特 集

なんでこれがアートなの?

―『開放系』を観て―(1)


 1994年4月2日から5月29日まで、「水戸アニュアル'94開放系−OpenSystem−」が行われた。水戸アニュアルは、水戸芸術館現代美術センターの学芸員のオリジナル企画で、毎年1回行われている。今回は渡部誠一学芸員*による企画で、展覧会のテーマは『開放系』。このテーマのもとで、柳幸典、田甫律子、蔡國強、刈谷博の4人の作家が選ばれた。


― 展覧会会期中のある日の午後。カフェでおしゃべりしているのは、さっきまでギャラリーにいた3人。20代くらいの男性2人 A、B と女性 C。

A:あー、疲れたぁ。作品が「濃い」っていうのかな、こういうのってさ。

C:わたし、何か全然よくわかんなかったわ。

B:どうして?

C:どうしてって言われても、わかんないものはわかんない…。

A:おもしろくなかったの?ぼくはすごくおもしろかったけどなー。

B:うーん。例えば、何がわからなかった?

C:例えばねぇ…。そう、あれ。あの、松の木がぶらさがってる部屋で、お墓があったじゃない。なんで、お墓が美術なのよ。ただ、誰かのお墓がそこに置いてあっただけじゃない。

蔡国強 「長生」

A:お墓が美術館にあるってのがおもしろいんだよ。

B:あれは、お墓だけが作品じゃないんだよ。あれは、蔡國強さんの『長生』っていう作品で、あの部屋全体が作品なんだ。

C:うん、それはなんとなくわかるんだけど、でも、蔡國強さんがあのお墓を彫って作ったわけじゃないでしょ。あれは、誰か職人さんが作ったものじゃない。自分の作品だって言っておいて、他人が作ったものを並べていいわけ?

A:うわっ、キツイなー。…でも、そう言われると、ぼくも自信なくなってきたなあ。

B:蔡國強さんの今回の作品は、中国の『風水』の思想をテーマにしてるんだ。航空写真のCGが壁にあっただろ。あれは、水戸市をその『風水』によって調べた結果が表してあるんだ。そういう現実の世界に対して、死後の世界という意味でお墓を置いたんだ。『風水』では、お墓のことは「陰宅」、現実の世界での家は「陽宅」って言って、対になるものとして考えられているんだよ。

A:じゃあ、お墓はその「陰宅」を表すもの、つまり、象徴みたいなもの、として置かれてるんだね。

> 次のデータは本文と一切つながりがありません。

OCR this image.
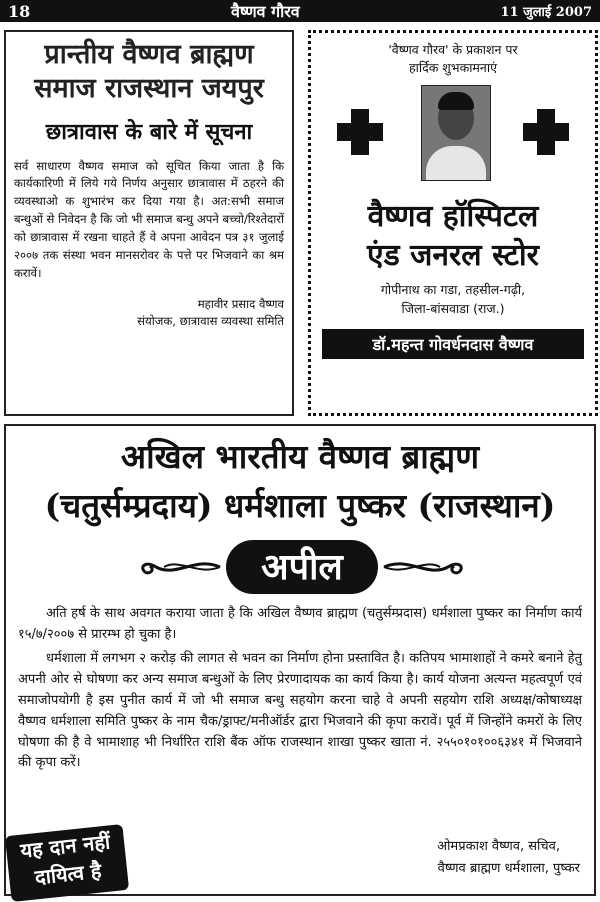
18	वैष्णव गौरव	11 जुलाई 2007
प्रान्तीय वैष्णव ब्राह्मण
समाज राजस्थान जयपुर
छात्रावास के बारे में सूचना
सर्व साधारण वैष्णव समाज को सूचित किया जाता है कि कार्यकारिणी में लिये गये निर्णय अनुसार छात्रावास में ठहरने की व्यवस्थाओ क शुभारंभ कर दिया गया है। अत:सभी समाज बन्धुओं से निवेदन है कि जो भी समाज बन्धु अपने बच्चो/रिश्तेदारों को छात्रावास में रखना चाहते हैं वे अपना आवेदन पत्र ३१ जुलाई २००७ तक संस्था भवन मानसरोवर के पत्ते पर भिजवाने का श्रम करावें।
महावीर प्रसाद वैष्णव
संयोजक, छात्रावास व्यवस्था समिति
'वैष्णव गौरव' के प्रकाशन पर
हार्दिक शुभकामनाएं
वैष्णव हॉस्पिटल
एंड जनरल स्टोर
गोपीनाथ का गडा, तहसील-गढ़ी,
जिला-बांसवाडा (राज.)
डॉ.महन्त गोवर्धनदास वैष्णव
अखिल भारतीय वैष्णव ब्राह्मण
(चतुर्सम्प्रदाय) धर्मशाला पुष्कर (राजस्थान)
अपील
अति हर्ष के साथ अवगत कराया जाता है कि अखिल वैष्णव ब्राह्मण (चतुर्सम्प्रदास) धर्मशाला पुष्कर का निर्माण कार्य १५/७/२००७ से प्रारम्भ हो चुका है।
धर्मशाला में लगभग २ करोड़ की लागत से भवन का निर्माण होना प्रस्तावित है। कतिपय भामाशाहों ने कमरे बनाने हेतु अपनी ओर से घोषणा कर अन्य समाज बन्धुओं के लिए प्रेरणादायक का कार्य किया है। कार्य योजना अत्यन्त महत्वपूर्ण एवं समाजोपयोगी है इस पुनीत कार्य में जो भी समाज बन्धु सहयोग करना चाहे वे अपनी सहयोग राशि अध्यक्ष/कोषाध्यक्ष वैष्णव धर्मशाला समिति पुष्कर के नाम चैक/ड्राफ्ट/मनीऑर्डर द्वारा भिजवाने की कृपा करावें। पूर्व में जिन्होंने कमरों के लिए घोषणा की है वे भामाशाह भी निर्धारित राशि बैंक ऑफ राजस्थान शाखा पुष्कर खाता नं. २५५०१०१००६३४१ में भिजवाने की कृपा करें।
यह दान नहीं
दायित्व है
ओमप्रकाश वैष्णव, सचिव,
वैष्णव ब्राह्मण धर्मशाला, पुष्कर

B:そうだと思うよ。そんなふうに意味を持たせてその場所に置く、ていうことが、作家の表現の方法になってるんだよ。

C:自分の手で作ったものじゃなくてもいいんだ?

A:でも、その場所に何を置くのかっていうのは、作家が選んでいるんだよ。

B:そうそう。作家は何か表現したいことがあって、それを表現するためにはどうすればいいかって考えてるんだよ。それで、自分で絵を描いて表現しようと思う人はそうするし、お墓を持ってくることで表現できると思えばそうするし。

A:作家の考えてることとかをどう形にするか、てことなんだね。

C:ねえ、それじゃあ、作品ってのは、手段なわけ? 作家の考えを伝えるための。

B:うっ…

*本ページの内容は、1994年9月1日発行当時のものです。